En plus des avantages pour les travailleurs, les journées de travail continues présentent également des avantages pour les employeurs :
-  Premièrement, le fait que le personnel prenne son déjeuner sur le lieu de travail contribue à instaurer et à renforcer une culture d’entreprise positive. En effet, pendant leur pause-déjeuner sur le lieu de travail, les travailleurs développent des relations interpersonnelles propices à la collaboration, et aux échanges d’idées et de connaissances. En fait, la pause-repas est un moment propice d’échanges informels entre personnel pendant lequel des idées et solutions novatrices concernant le travail sont souvent générées. En management, il est bien connu qu’une culture d’entreprise forte, faite de cohésion, de confiance et de partage d’idées, constitue un facteur clé de compétitivité organisationnelle ;
-  Deuxièmement, lorsque votre personnel reprend le travail l’après-midi pour seulement une durée de deux heures et demie, cela n’est pas vraiment productif. En fait, la plupart du temps le service commencera véritablement avec un peu de retard et le personnel s’apprêtera à quitter le travail au moins quelques minutes avant l’heure officiel de descente ;
-  Troisièmement, la productivité de l’ensemble du personnel pourrait augmenter car les journées de travail continues contribueront à diminuer les retards des après-midi étant donné que le personnel ne quittera pas véritablement le lieu de travail et reprendra alors le service très probablement à temps ;
Les clients et les usagers bénéficieraient également des journées continues. Actuellement, il n’est pas rare de voir dans les services publiques des usagers qui, n’ayant pas pu se faire servir le matin, attendent jusqu’à l’heure de la reprise à quinze heures. Avec les journées continues, ils n’auraient alors qu’à attendre au maximum une heure et le service reprendrait.

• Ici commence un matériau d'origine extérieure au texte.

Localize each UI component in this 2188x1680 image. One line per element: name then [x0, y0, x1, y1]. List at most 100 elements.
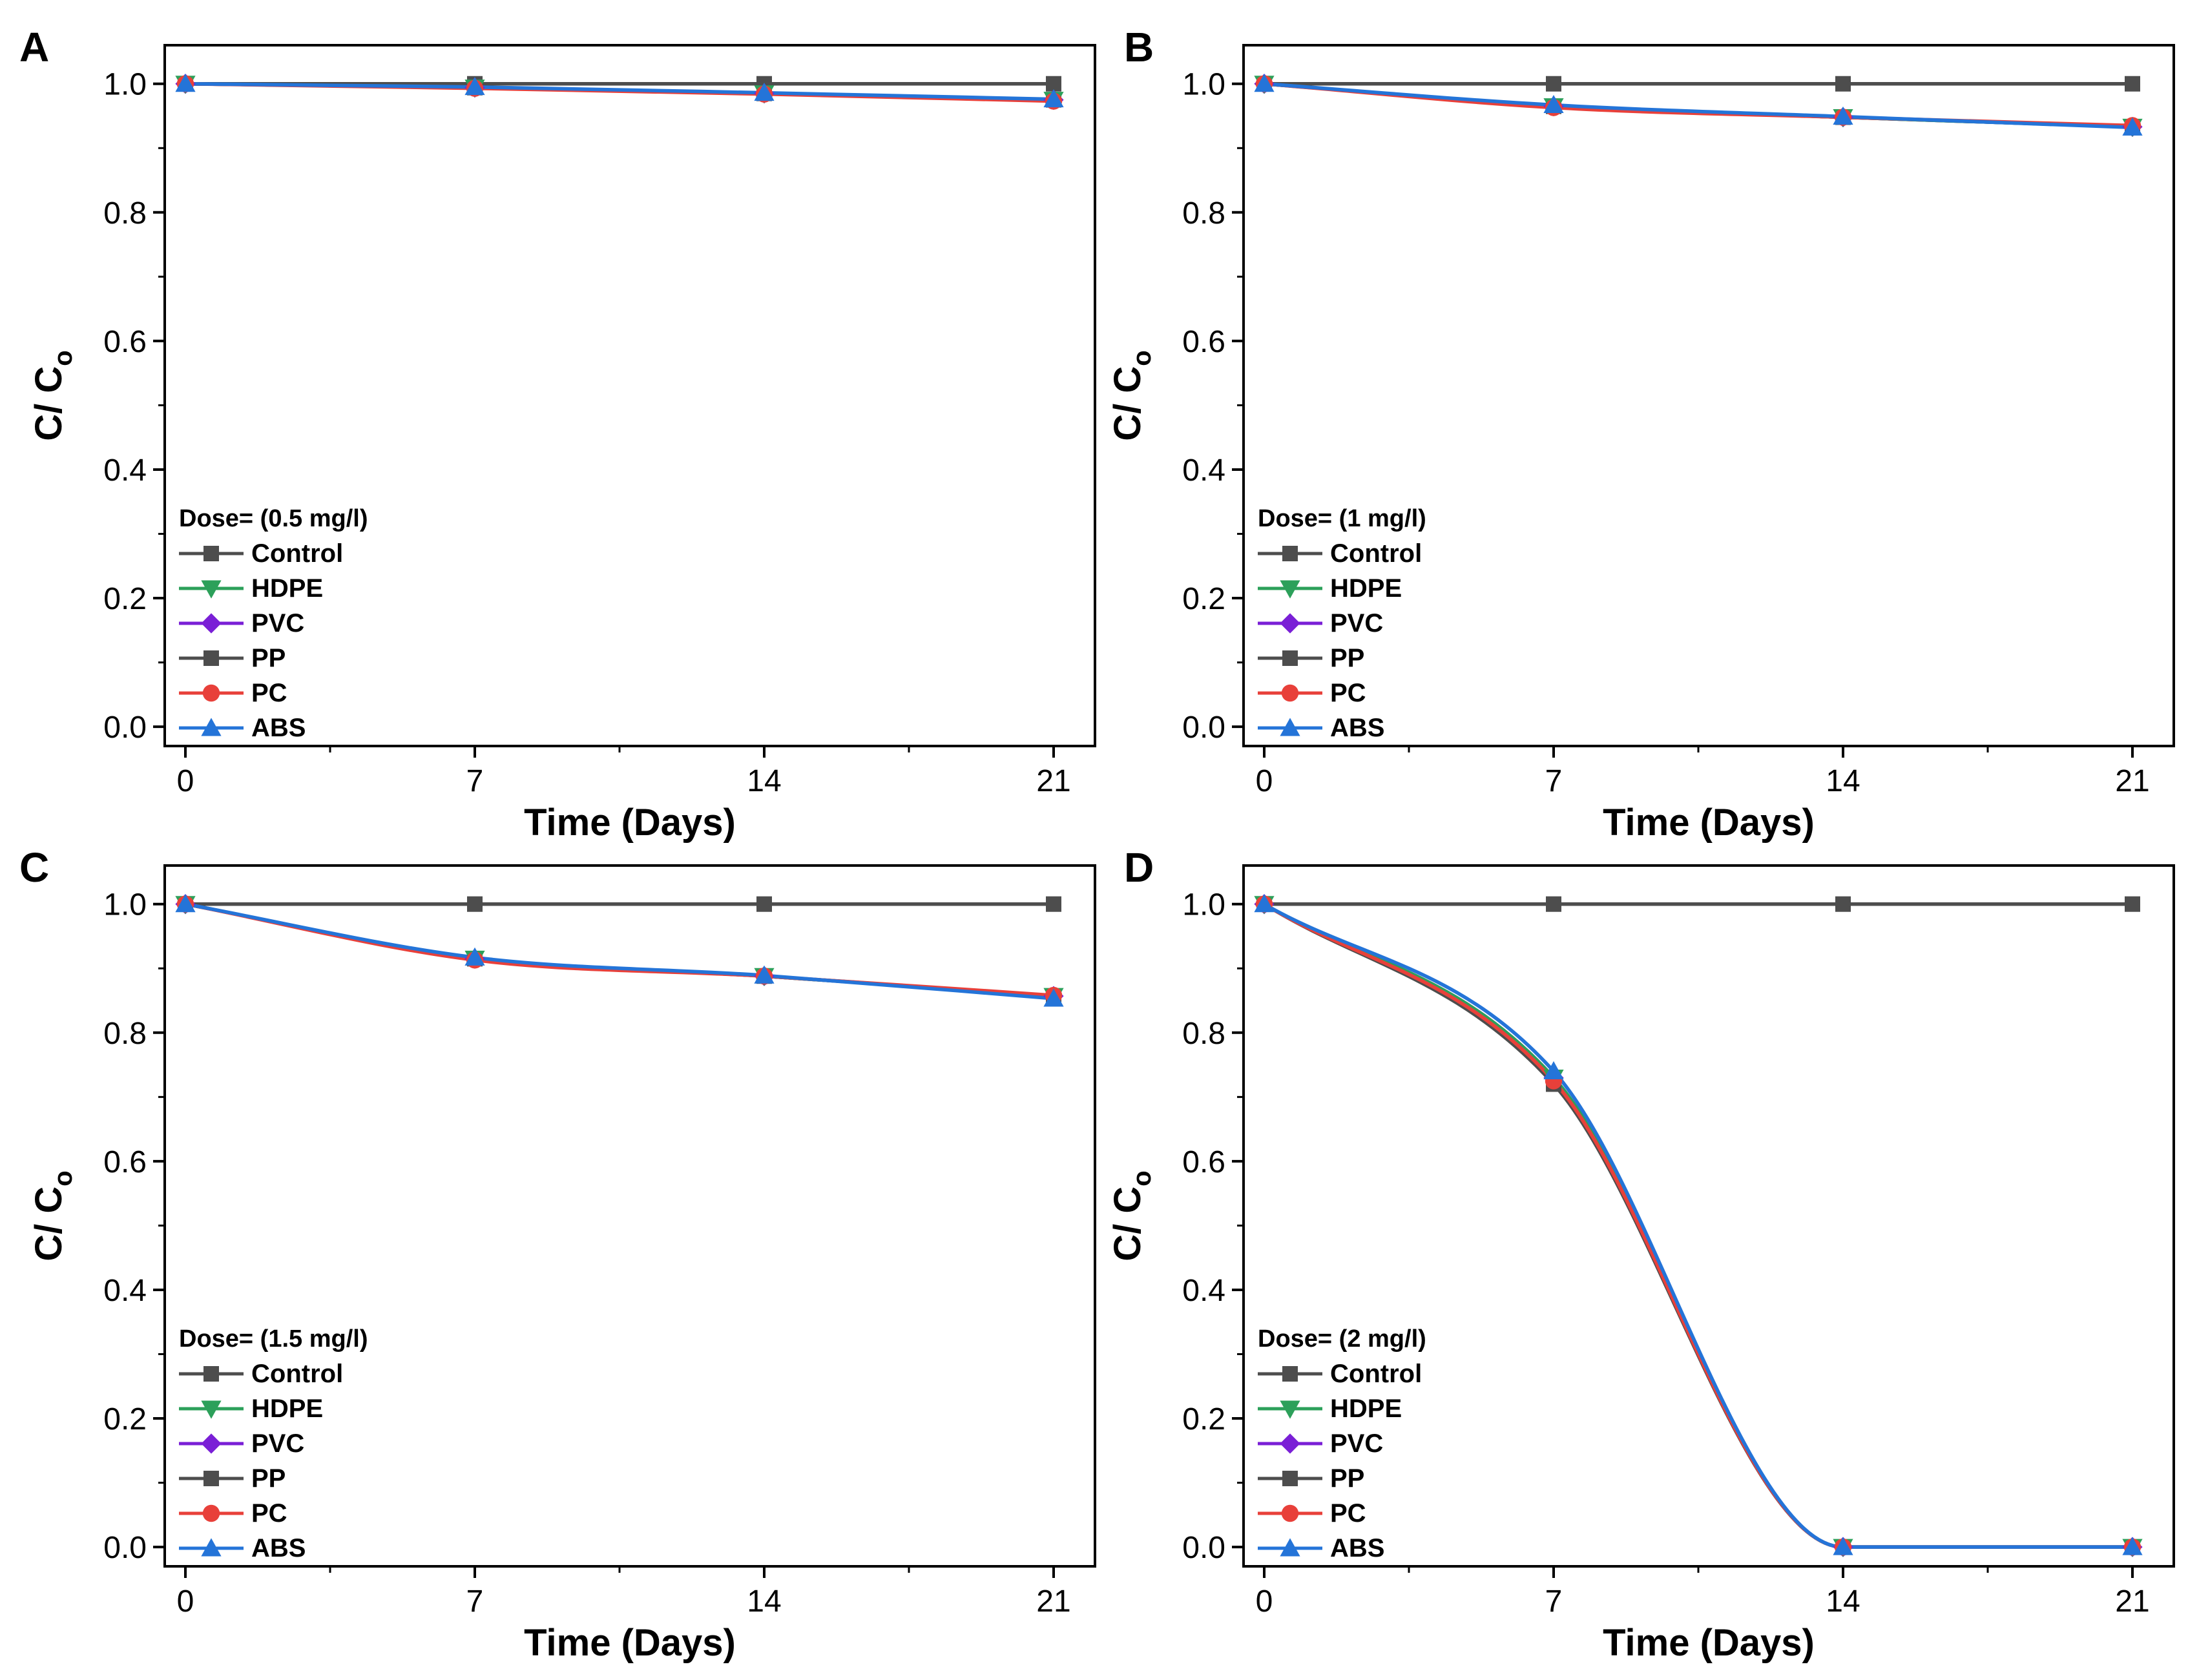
- y-tick-label: 0.0: [103, 1531, 147, 1565]
- legend-label-control: Control: [1330, 539, 1422, 568]
- data-point-abs: [1833, 106, 1853, 125]
- plot-frame: [163, 44, 1096, 747]
- y-axis-title-main: C/ C: [1107, 366, 1149, 441]
- data-point-abs: [464, 947, 485, 966]
- legend-label-hdpe: HDPE: [1330, 1395, 1402, 1423]
- y-tick-label: 1.0: [103, 68, 147, 102]
- legend-marker-pc: [1281, 1504, 1299, 1522]
- y-axis-title: C/ Co: [1107, 350, 1156, 441]
- legend-marker-pp: [203, 650, 219, 666]
- x-axis-title: Time (Days): [524, 802, 736, 844]
- series-group: [175, 894, 1064, 1007]
- y-tick-label: 1.0: [1182, 888, 1225, 922]
- legend-title: Dose= (1 mg/l): [1258, 505, 1426, 532]
- data-point-abs: [2122, 117, 2143, 136]
- series-line-hdpe: [183, 902, 1056, 998]
- legend-marker-pc: [1281, 684, 1299, 702]
- legend-marker-abs: [201, 718, 222, 736]
- legend-marker-pvc: [201, 1433, 222, 1454]
- x-axis-title: Time (Days): [524, 1622, 736, 1664]
- panel-label: C: [19, 844, 49, 891]
- data-point-control: [467, 896, 483, 912]
- y-tick-label: 0.2: [103, 1402, 147, 1436]
- y-tick-label: 0.0: [1182, 710, 1225, 745]
- legend-label-hdpe: HDPE: [251, 574, 323, 603]
- x-tick-label: 0: [177, 764, 194, 798]
- chart-panel-b: B 0 7 14 21 0.0 0.2 0.4 0.6 0.8 1.0 Time (Days) C/ C…: [1107, 24, 2175, 844]
- legend-marker-hdpe: [1280, 580, 1300, 599]
- data-point-control: [1835, 896, 1851, 912]
- y-tick-label: 0.6: [1182, 325, 1225, 359]
- legend-marker-pvc: [1280, 613, 1300, 634]
- series-group: [1254, 894, 2143, 1557]
- series-line-pvc: [1262, 902, 2134, 1549]
- data-point-abs: [754, 83, 775, 101]
- y-axis-title: C/ Co: [28, 1170, 78, 1261]
- data-point-control: [1546, 76, 1561, 92]
- y-tick-label: 0.6: [103, 325, 147, 359]
- legend-label-control: Control: [251, 1360, 343, 1388]
- data-point-control: [2125, 76, 2140, 92]
- chart-panel-a: A 0 7 14 21 0.0 0.2 0.4 0.6 0.8 1.0 Time (Days) C/ C…: [19, 24, 1096, 844]
- data-point-abs: [1043, 89, 1064, 108]
- legend-label-pc: PC: [1330, 1499, 1366, 1528]
- series-line-pp: [183, 902, 1056, 998]
- legend-marker-pp: [1282, 650, 1298, 666]
- legend-marker-hdpe: [1280, 1400, 1300, 1419]
- legend-label-pvc: PVC: [1330, 1429, 1383, 1458]
- plot-frame: [1242, 864, 2175, 1568]
- data-point-abs: [1043, 988, 1064, 1007]
- y-tick-label: 0.0: [103, 710, 147, 745]
- x-tick-label: 21: [2115, 1584, 2149, 1619]
- legend-title: Dose= (0.5 mg/l): [179, 505, 368, 532]
- y-tick-label: 0.6: [1182, 1145, 1225, 1179]
- legend-label-pvc: PVC: [1330, 609, 1383, 638]
- series-line-abs: [1262, 902, 2134, 1549]
- legend-marker-abs: [201, 1538, 222, 1557]
- legend: Dose= (0.5 mg/l) Control HDPE PVC PP PC ABS: [179, 505, 368, 742]
- x-tick-label: 14: [747, 764, 781, 798]
- legend: Dose= (1.5 mg/l) Control HDPE PVC PP PC ABS: [179, 1325, 368, 1562]
- series-group: [175, 74, 1064, 110]
- data-point-abs: [2122, 1537, 2143, 1555]
- x-axis-title: Time (Days): [1603, 802, 1815, 844]
- plot-frame: [1242, 44, 2175, 747]
- legend-label-pp: PP: [251, 1464, 286, 1493]
- y-axis-title: C/ Co: [28, 350, 78, 441]
- x-tick-label: 7: [1545, 1584, 1563, 1619]
- panel-label: A: [19, 24, 49, 70]
- legend-label-pc: PC: [251, 1499, 287, 1528]
- data-point-abs: [1254, 894, 1275, 913]
- legend-label-control: Control: [1330, 1360, 1422, 1388]
- legend-marker-control: [203, 546, 219, 561]
- y-tick-label: 1.0: [1182, 68, 1225, 102]
- legend-marker-pc: [202, 1504, 220, 1522]
- legend-label-pc: PC: [251, 679, 287, 707]
- panel-label: B: [1124, 24, 1154, 70]
- x-tick-label: 14: [1826, 764, 1860, 798]
- x-axis-title: Time (Days): [1603, 1622, 1815, 1664]
- legend-label-abs: ABS: [1330, 714, 1384, 742]
- legend-marker-control: [203, 1366, 219, 1382]
- legend-marker-abs: [1280, 1538, 1300, 1557]
- y-axis-title: C/ Co: [1107, 1170, 1156, 1261]
- y-tick-label: 0.4: [1182, 453, 1225, 488]
- legend-marker-control: [1282, 1366, 1298, 1382]
- y-axis-title-main: C/ C: [28, 1187, 70, 1261]
- y-tick-label: 0.4: [1182, 1274, 1225, 1308]
- y-axis-title-subscript: o: [1128, 1170, 1156, 1186]
- y-tick-label: 0.2: [1182, 582, 1225, 616]
- chart-panel-d: D 0 7 14 21 0.0 0.2 0.4 0.6 0.8 1.0 Time (Days) C/ C…: [1107, 844, 2175, 1664]
- data-point-abs: [1254, 74, 1275, 92]
- legend-label-pvc: PVC: [251, 1429, 304, 1458]
- data-point-control: [1046, 76, 1061, 92]
- legend-title: Dose= (1.5 mg/l): [179, 1325, 368, 1353]
- data-point-abs: [754, 965, 775, 984]
- y-tick-label: 0.4: [103, 453, 147, 488]
- series-line-abs: [183, 81, 1056, 101]
- series-group: [1254, 74, 2143, 138]
- x-tick-label: 21: [1036, 1584, 1070, 1619]
- x-tick-label: 7: [466, 1584, 484, 1619]
- y-tick-label: 0.8: [1182, 196, 1225, 231]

Il faut noter qu’on n’a pas nécessairement besoin de restaurants d’entreprise pour instaurer les journées de travail continues. Certains travailleurs apporteront leurs repas au travail. Il suffira juste d’installer des fours micro-ondes pour que le personnel puisse réchauffer son repas en environ deux minutes. De même, il y a beaucoup de restaurants qui proposent des menus à des prix relativement abordables un peu partout dans les villes au Burkina.

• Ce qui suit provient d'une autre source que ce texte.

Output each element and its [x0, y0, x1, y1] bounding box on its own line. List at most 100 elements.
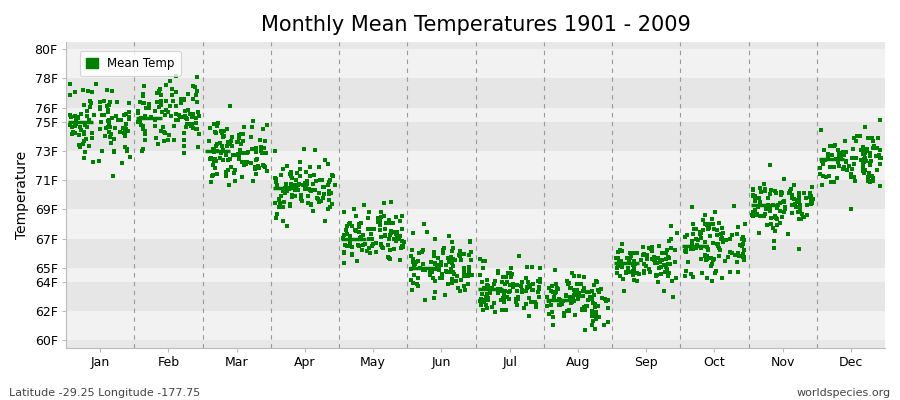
Point	[552, 286, 566, 292]
Point	[96, 98, 111, 104]
Point	[210, 141, 224, 147]
Point	[442, 259, 456, 265]
Point	[293, 196, 308, 202]
Point	[765, 225, 779, 232]
Point	[637, 251, 652, 257]
Point	[337, 249, 351, 255]
Point	[337, 260, 351, 266]
Point	[753, 188, 768, 195]
Point	[205, 173, 220, 179]
Point	[97, 112, 112, 118]
Point	[443, 268, 457, 275]
Point	[627, 259, 642, 266]
Point	[524, 299, 538, 305]
Point	[368, 248, 382, 255]
Point	[424, 266, 438, 272]
Point	[410, 281, 425, 287]
Point	[832, 163, 846, 170]
Point	[190, 74, 204, 80]
Point	[580, 302, 594, 309]
Point	[117, 127, 131, 133]
Point	[586, 317, 600, 324]
Point	[453, 288, 467, 295]
Point	[249, 170, 264, 177]
Point	[576, 293, 590, 299]
Point	[615, 260, 629, 267]
Point	[392, 236, 406, 242]
Point	[166, 137, 181, 144]
Point	[353, 235, 367, 241]
Point	[714, 231, 728, 238]
Point	[770, 216, 785, 222]
Point	[788, 200, 802, 207]
Point	[528, 299, 543, 306]
Point	[699, 222, 714, 228]
Point	[445, 260, 459, 266]
Point	[836, 166, 850, 172]
Point	[382, 232, 397, 238]
Point	[848, 178, 862, 185]
Point	[76, 102, 91, 108]
Point	[356, 242, 371, 248]
Point	[626, 272, 640, 278]
Point	[323, 190, 338, 196]
Point	[644, 244, 659, 250]
Point	[548, 290, 562, 296]
Point	[301, 200, 315, 206]
Point	[248, 166, 262, 172]
Point	[190, 99, 204, 105]
Point	[285, 192, 300, 198]
Point	[856, 150, 870, 157]
Point	[150, 141, 165, 147]
Point	[136, 122, 150, 129]
Point	[118, 133, 132, 139]
Point	[872, 161, 886, 168]
Point	[574, 307, 589, 313]
Point	[311, 190, 326, 196]
Point	[291, 182, 305, 188]
Point	[863, 162, 878, 168]
Point	[441, 233, 455, 239]
Point	[68, 130, 82, 136]
Point	[386, 236, 400, 242]
Point	[856, 168, 870, 174]
Point	[589, 304, 603, 310]
Point	[713, 246, 727, 253]
Point	[109, 112, 123, 119]
Point	[715, 275, 729, 281]
Point	[426, 274, 440, 281]
Point	[858, 149, 872, 156]
Point	[152, 87, 166, 94]
Point	[821, 150, 835, 157]
Point	[316, 195, 330, 201]
Point	[498, 296, 512, 302]
Point	[77, 155, 92, 161]
Point	[228, 167, 242, 174]
Point	[325, 172, 339, 179]
Point	[545, 289, 560, 296]
Point	[72, 142, 86, 148]
Point	[76, 87, 90, 94]
Point	[68, 123, 82, 129]
Point	[706, 226, 721, 232]
Point	[714, 236, 728, 242]
Point	[649, 272, 663, 278]
Point	[84, 100, 98, 106]
Point	[72, 132, 86, 138]
Point	[338, 232, 352, 238]
Point	[627, 258, 642, 264]
Point	[184, 123, 198, 129]
Point	[114, 160, 129, 166]
Point	[816, 160, 831, 167]
Point	[256, 162, 270, 168]
Point	[594, 286, 608, 292]
Point	[322, 191, 337, 197]
Point	[275, 188, 290, 194]
Point	[322, 187, 337, 194]
Point	[560, 308, 574, 314]
Point	[148, 108, 162, 115]
Point	[847, 161, 861, 167]
Point	[733, 242, 747, 248]
Point	[516, 287, 530, 294]
Point	[297, 146, 311, 152]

Il faut également signaler que les journées de travail continues ne remettent pas nécessairement en question la durée hebdomadaire de travail. Il s’agit tout simplement d’un réaménagement des heures de travail au cours de la journée, sans remettre en cause le nombre total d’heures de travail par semaine.
Je suis sincèrement convaincu que les journées de travail continues répondent très bien aux besoins et attentes des travailleurs et des employeurs (y compris l’Etat bien entendu). Cependant, les acteurs concernés sont habitués à l’aménagement de la journée de travail tel qu’il est aujourd’hui. Mais ce n’est pas parce qu’on a l’habitude de faire quelque chose d’une certaine façon que c’est forcément la meilleure des façons.
Je propose donc que le gouvernement et les organisations syndicales se concertent dans le but d’instaurer la journée de travail continue au Burkina Faso. Il y va de l’intérêt de tous, je pense.